9/29/11 – Wisconsin’s new special legislative session on the economy officially begins at 11am this (Th) morning. Republican Governor Scott Walker called the session today – and he expects it to run until about the first of November. Walker announced the session during a speech at Thermal Spray Technologies in Sun Prairie. Walker said he would ask lawmakers to approve 26 bills – including some proposed by minority Democrats. The bills include new time limits for the D-N-R to approve business permits – letting the Public Service Commission approve temporary electric rates to encourage new and expanded industries – allocating new payroll taxes to a special fund to help new high-tech firms get off the ground – and limiting piers to 200-square feet while grandfathering existing piers. Walker’s package does not include the two major business-related bills which are still being developed – state funding for venture capital, and a shorter process for state approval of mining permits. In his speech in Sun Prairie, Walker said he wanted the Legislature to focus “like a laser beam” on jobs. G-O-P leaders praised the governor’s initiative. But early Democratic criticism accused Walker of hiding goodies for special interests inside a larger package where they’re harder to notice.

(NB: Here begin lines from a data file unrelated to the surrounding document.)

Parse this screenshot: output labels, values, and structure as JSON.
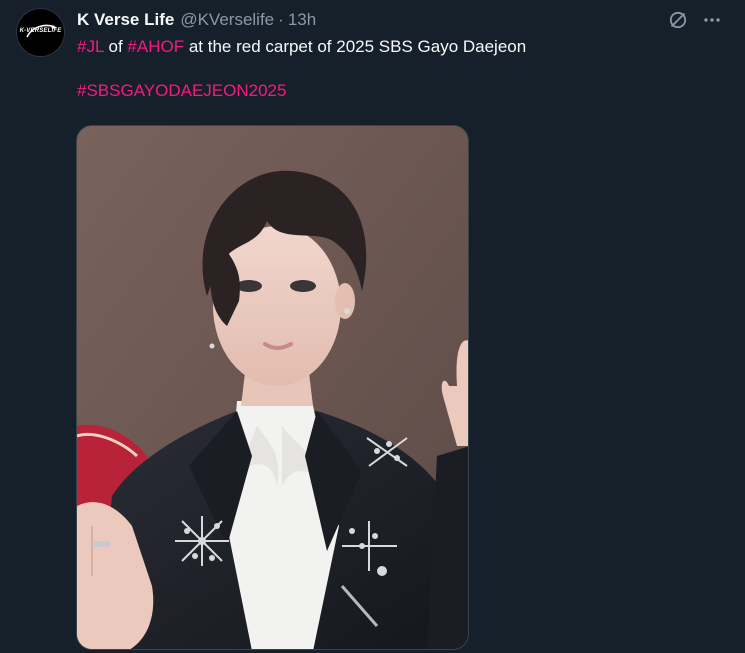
{
  "account": {
    "display_name": "K Verse Life",
    "handle": "@KVerselife",
    "separator": "·",
    "time": "13h",
    "avatar_text": "K-VERSELIFE"
  },
  "tweet": {
    "line1": {
      "hashtag1": "#JL",
      "text1": " of ",
      "hashtag2": "#AHOF",
      "text2": " at the red carpet of 2025 SBS Gayo Daejeon"
    },
    "hashtag3": "#SBSGAYODAEJEON2025"
  },
  "icons": {
    "grok": "grok-icon",
    "more": "more-icon"
  },
  "colors": {
    "background": "#15202b",
    "text": "#f7f9f9",
    "secondary": "#8b98a5",
    "hashtag": "#f91880"
  }
}
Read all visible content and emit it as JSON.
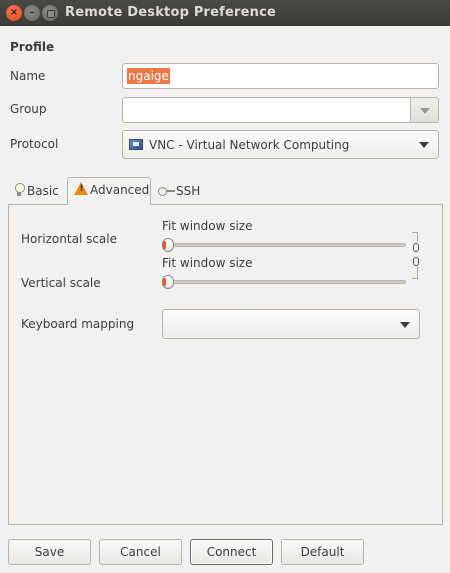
{
  "window": {
    "title": "Remote Desktop Preference",
    "controls": [
      "close-icon",
      "minimize-icon",
      "maximize-icon"
    ]
  },
  "profile": {
    "heading": "Profile",
    "name_label": "Name",
    "name_value": "ngaige",
    "group_label": "Group",
    "group_value": "",
    "protocol_label": "Protocol",
    "protocol_value": "VNC - Virtual Network Computing",
    "protocol_icon": "vnc-monitor-icon"
  },
  "tabs": {
    "basic": "Basic",
    "advanced": "Advanced",
    "ssh": "SSH",
    "active": "Advanced"
  },
  "advanced": {
    "horizontal_scale_label": "Horizontal scale",
    "horizontal_scale_caption": "Fit window size",
    "horizontal_scale_value": 0,
    "vertical_scale_label": "Vertical scale",
    "vertical_scale_caption": "Fit window size",
    "vertical_scale_value": 0,
    "keyboard_mapping_label": "Keyboard mapping",
    "keyboard_mapping_value": ""
  },
  "buttons": {
    "save": "Save",
    "cancel": "Cancel",
    "connect": "Connect",
    "default": "Default"
  },
  "colors": {
    "selection": "#f07746",
    "titlebar": "#3c3b37",
    "close_button": "#df4a16"
  }
}
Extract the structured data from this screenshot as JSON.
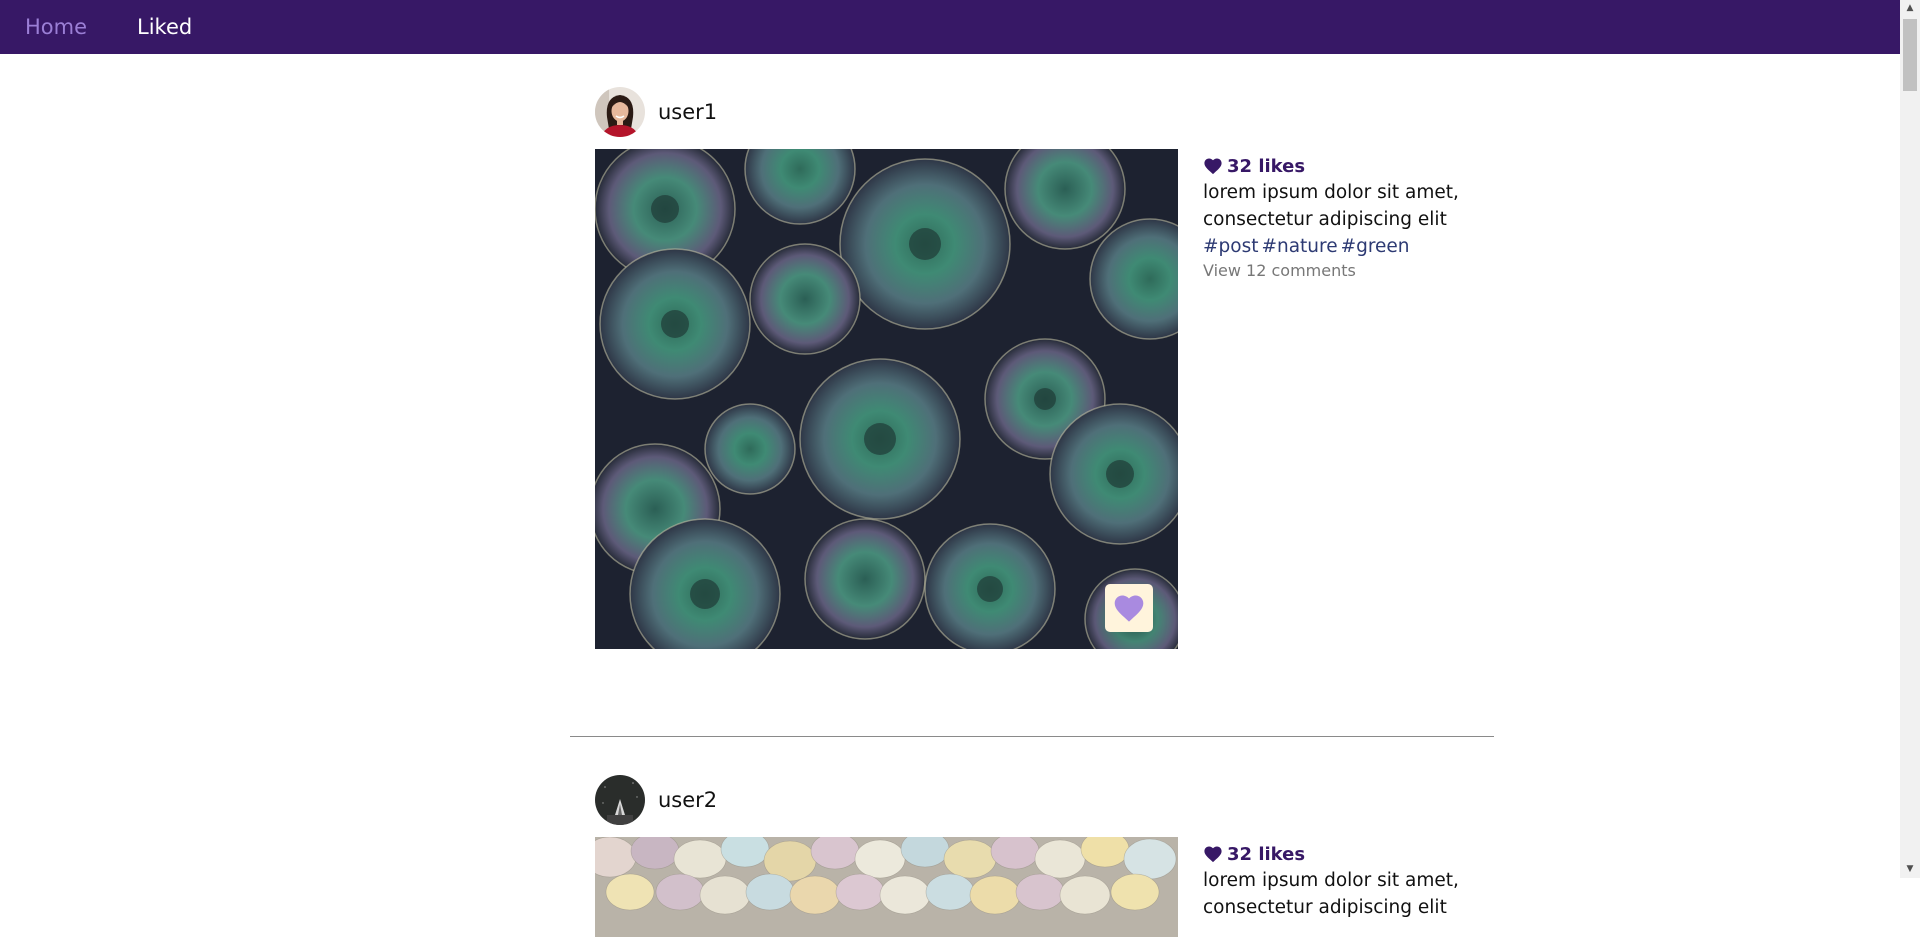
{
  "nav": {
    "home_label": "Home",
    "liked_label": "Liked"
  },
  "colors": {
    "navbar": "#371866",
    "accent": "#371866",
    "home_link": "#9b7fd6",
    "tags": "#2d3a73",
    "like_button_bg": "#fff4dc",
    "like_button_heart": "#a98ae0"
  },
  "posts": [
    {
      "username": "user1",
      "avatar_icon": "avatar-woman-red-shirt",
      "image": "succulents-photo",
      "likes": "32 likes",
      "caption": "lorem ipsum dolor sit amet, consectetur adipiscing elit",
      "tags": [
        "#post",
        "#nature",
        "#green"
      ],
      "comments": "View 12 comments",
      "liked": true
    },
    {
      "username": "user2",
      "avatar_icon": "avatar-dark-rocket",
      "image": "pastel-eggs-photo",
      "likes": "32 likes",
      "caption": "lorem ipsum dolor sit amet, consectetur adipiscing elit"
    }
  ]
}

No Criminal Misconduct By Waukesha County Clerk

9/29/11 – State officials said the Waukesha County clerk probably broke the law when she failed to report all returns on Election Night in the State Supreme Court race. But the Government Accountability Board said Kathy Nickolaus didn’t do it on purpose – and therefore, she did not commit criminal misconduct. The board and a former Dane County prosecutor investigated, after Nickolaus failed to include about 14-thousand votes from Brookfield in her Election Night report on April fifth. She waited until two days later to admit the error in public – and by then, critics questioned her motives and wondered if she was acting politically. The investigation found that Nickolaus most likely put a blank template into a reporting data-base, instead of the template that had Brookfield’s vote totals. Waukesha County’s original vote totals gave Supreme Court challenger JoAnne Kloppenburg a statewide victory over Incumbent Justice David Prosser by just 204 votes. But when Brookfield was finally counted, Prosser had won by about seven-thousand votes. Kloppenburg’s camp cried foul and demanded a statewide recount – which confirmed Prosser’s victory. Kloppenburg campaign manager Melissa Mulliken had filed a complaint with the Accountability Board demanding an independent investigation of Nickolaus.

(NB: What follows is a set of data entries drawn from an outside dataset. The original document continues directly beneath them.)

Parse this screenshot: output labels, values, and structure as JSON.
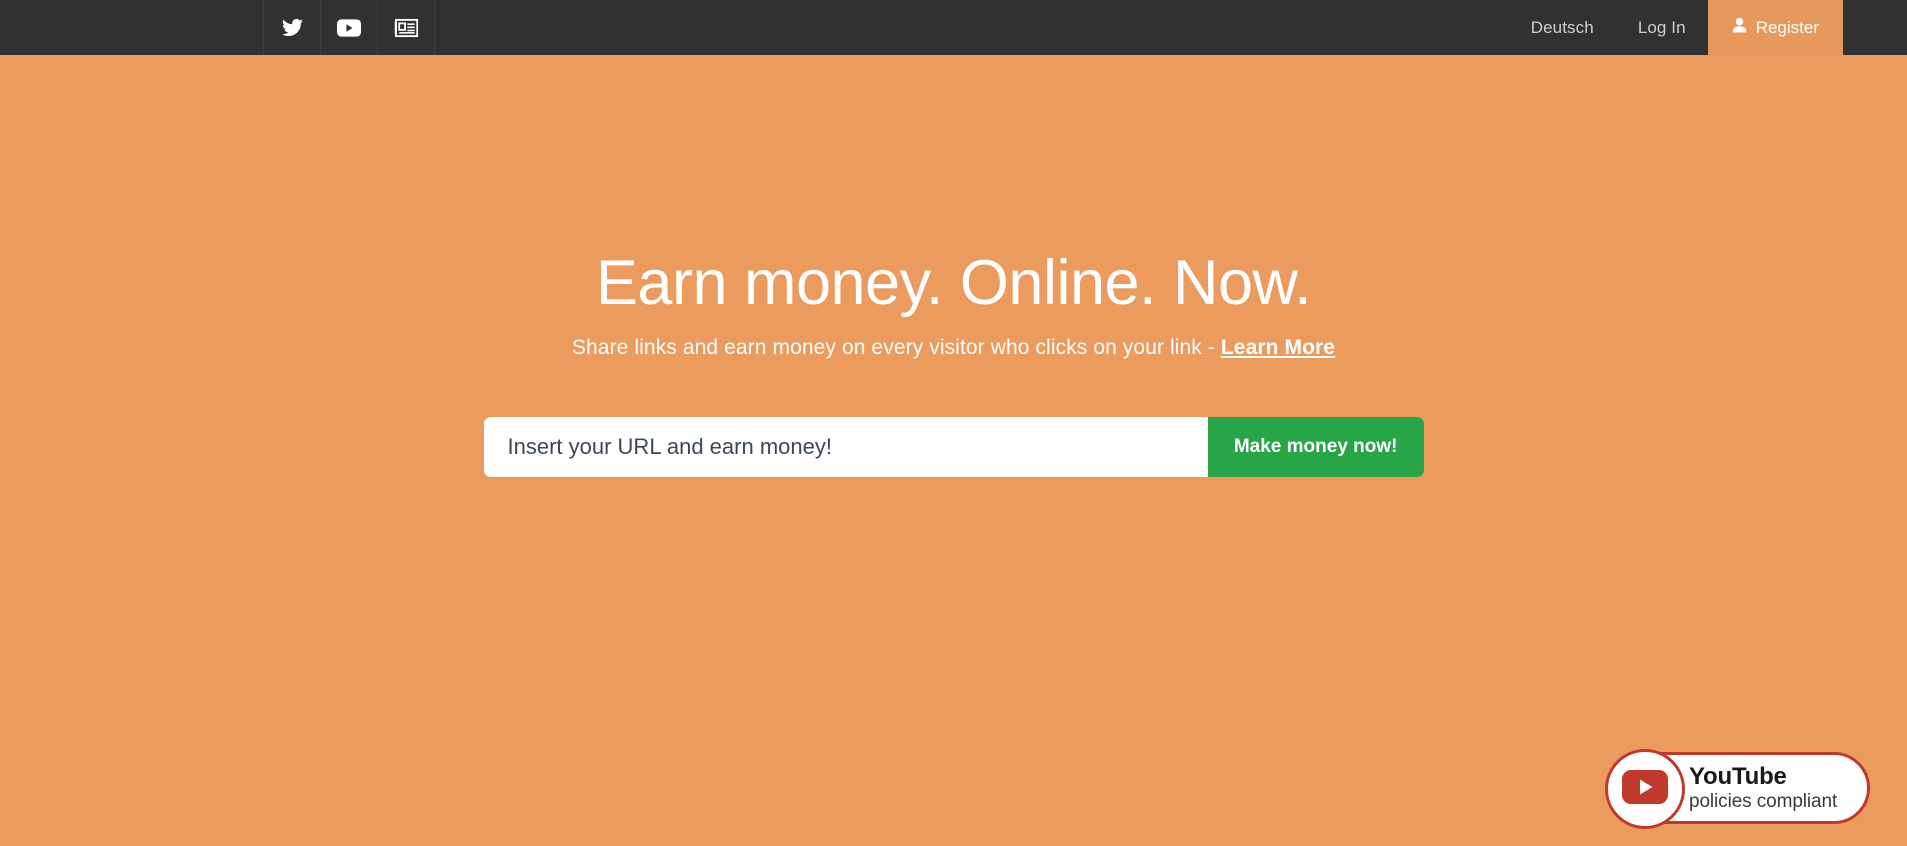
{
  "navbar": {
    "social_icons": [
      {
        "name": "twitter-icon",
        "label": "Twitter"
      },
      {
        "name": "youtube-icon",
        "label": "YouTube"
      },
      {
        "name": "newspaper-icon",
        "label": "News"
      }
    ],
    "language_label": "Deutsch",
    "login_label": "Log In",
    "register_label": "Register",
    "background_color": "#313131",
    "link_color": "#cfcfcf"
  },
  "hero": {
    "title": "Earn money. Online. Now.",
    "subtitle_prefix": "Share links and earn money on every visitor who clicks on your link - ",
    "subtitle_link": "Learn More",
    "background_color": "#ec9b5f"
  },
  "url_form": {
    "placeholder": "Insert your URL and earn money!",
    "value": "",
    "submit_label": "Make money now!",
    "submit_color": "#28a546"
  },
  "youtube_badge": {
    "title": "YouTube",
    "subtitle": "policies compliant",
    "icon_name": "youtube-play-icon",
    "accent_color": "#c0392b"
  }
}
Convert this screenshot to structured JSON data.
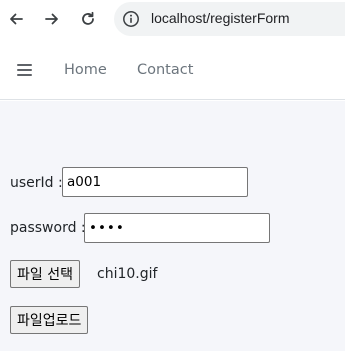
{
  "browser": {
    "url": "localhost/registerForm",
    "icons": [
      "back-arrow-icon",
      "forward-arrow-icon",
      "reload-icon",
      "site-info-icon"
    ]
  },
  "navbar": {
    "menu_icon": "hamburger-icon",
    "links": [
      {
        "label": "Home"
      },
      {
        "label": "Contact"
      }
    ]
  },
  "form": {
    "userid_label": "userId :",
    "userid_value": "a001",
    "password_label": "password :",
    "password_value": "••••",
    "file_button_label": "파일 선택",
    "file_name": "chi10.gif",
    "upload_button_label": "파일업로드"
  },
  "colors": {
    "content_background": "#f5f6fa",
    "nav_link": "#6c757d"
  }
}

Supreme Court Justices Have New Motto

9/29/11 – Wisconsin Supreme Court justices voted 4-to-3 yesterday (Wed) not to hire a consultant to improve the way they interact amongst themselves. It was one of the ideas suggested in the wake of the physical skirmish in June between Justices David Prosser and Ann Walsh Bradley. But the court’s four conservative justices said they were against considering the idea in public. Prosser, Pat Roggensack, Annette Ziegler, and Michael Gableman all said it’s a personnel matter that should be discussed in private. Earlier this month, Chief Justice Shirley Abrahamson proposed a dozen ideas to improve the court’s civility. One of them, deliberating cases in public, was voted down two weeks ago. The justices yesterday discussed numerous ideas for an-hour-and-a-half before approving a statement which affirms quote, “our commitment to collegiality and cooperation.” Prosser said it sounded nice, but it’s rather meaningless. But he ended up reluctantly agreeing with the statement, and it was endorsed unanimously.

Tyson Beef Recall

9/29/11 – Tyson Fresh Meats has recalled 131-thousand pounds of ground beef that might have been contaminated with E-coli bacteria. The affected products include a generic label of beef sold in Wisconsin, Illinois, and eight other states – as well as Kroger-brand beef in Indiana and Tennessee, and Butcher’s Brand beef in the Carolinas. The U-S-D-A announced the recall this morning. It stemmed from a report of an E-coli illness in Ohio. All of the affected beef was produced on August 23rd.